Monday, 2 November 2009

Arbutus


On a recent trip to London, my mom and I were searching for an easy, reasonable pre-theatre menu, and Soho's Arbutus ticked both boxes.

The interiors are welcoming, the staff friendly, helpful, and prompt, and the food is reflective of Anthony Demetre's Michelin etoile earned at Putney Bridge Restaurant. Demetre has worked with Will Smith since 1998, and it has been a match that, judging by our recent meal, has worked brilliantly. Demetre's menu is straightforward and comforting without being predictable or boring.

My 'vegetable soup' starter was actually a soupe au pistou, with a dollop of pesto hiding beneath carefully arranged vegetables that had to have been cooked separately from the broth because they were just barely still crisp and the broth worked as a compliment rather than a liquified version of the mushy veggie flavours (as, sadly, so many vegetable soups turn out to be).

Our main (we chose identically) was billed as 'Slow cooked lamb breast, potato puree'. But it was more. Oh, so much more. The layers of breast had been flash sauteed to crisp the meat and then layered into a terrine and braised. With the potato on the side, it was more like a deconstructed lamb brandade, with the carrots seasoned simply (and with copious amounts of butter...which was surely the secret to the potatoes as well).

Will Smith's part in all of this was equally praiseworthy. The pair's philosophy is 'value for money and quality', and Smith's wine list is evidence that they intend to stay true to it. The approximately 25 reds and 25 whites are listed in 1/3 bottle-sized carafes, and not a one struck me as unreasonably priced. Also, for a party of three or four, the 1/3 bottle makes it possible to pair every course with something different.

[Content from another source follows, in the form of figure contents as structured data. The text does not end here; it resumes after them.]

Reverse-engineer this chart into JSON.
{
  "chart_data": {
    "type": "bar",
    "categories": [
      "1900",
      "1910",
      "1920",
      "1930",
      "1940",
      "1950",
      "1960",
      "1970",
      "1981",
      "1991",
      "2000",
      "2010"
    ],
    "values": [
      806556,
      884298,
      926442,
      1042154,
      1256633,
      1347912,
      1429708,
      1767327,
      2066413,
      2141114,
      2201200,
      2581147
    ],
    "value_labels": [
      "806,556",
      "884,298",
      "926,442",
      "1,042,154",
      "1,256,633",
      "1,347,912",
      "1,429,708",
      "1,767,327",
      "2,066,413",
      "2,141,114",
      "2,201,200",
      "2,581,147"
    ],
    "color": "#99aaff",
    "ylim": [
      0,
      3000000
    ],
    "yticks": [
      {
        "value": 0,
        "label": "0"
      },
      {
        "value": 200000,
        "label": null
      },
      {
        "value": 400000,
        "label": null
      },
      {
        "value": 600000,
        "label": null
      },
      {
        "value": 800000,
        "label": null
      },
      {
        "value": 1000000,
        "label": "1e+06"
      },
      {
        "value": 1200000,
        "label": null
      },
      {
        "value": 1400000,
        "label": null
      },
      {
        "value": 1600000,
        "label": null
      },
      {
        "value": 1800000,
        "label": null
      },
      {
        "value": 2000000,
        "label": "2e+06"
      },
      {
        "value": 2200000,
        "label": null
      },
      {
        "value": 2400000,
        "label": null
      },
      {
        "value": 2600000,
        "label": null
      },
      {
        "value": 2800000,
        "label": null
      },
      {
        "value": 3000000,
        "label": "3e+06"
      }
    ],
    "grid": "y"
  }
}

Unfortunately, I ate dessert too quickly to take a picture, but let that be proof in the pudding that it was something splendid. It was a creme caramel that was one part flan, one part apple crumble, and served with a slender biscotti with which to scoop up layers of caramelised apple (and, I think, a wee bit of pear) and delightfully light vanilla creme.

Oh, and the bill? 18.95 GBP per person. Granted, this was without wine, but Arbutus, in my opinion, is the best pre-theatre spot for a Drury Lane show.

Now, go eat and GO SEE THE WAR HORSE.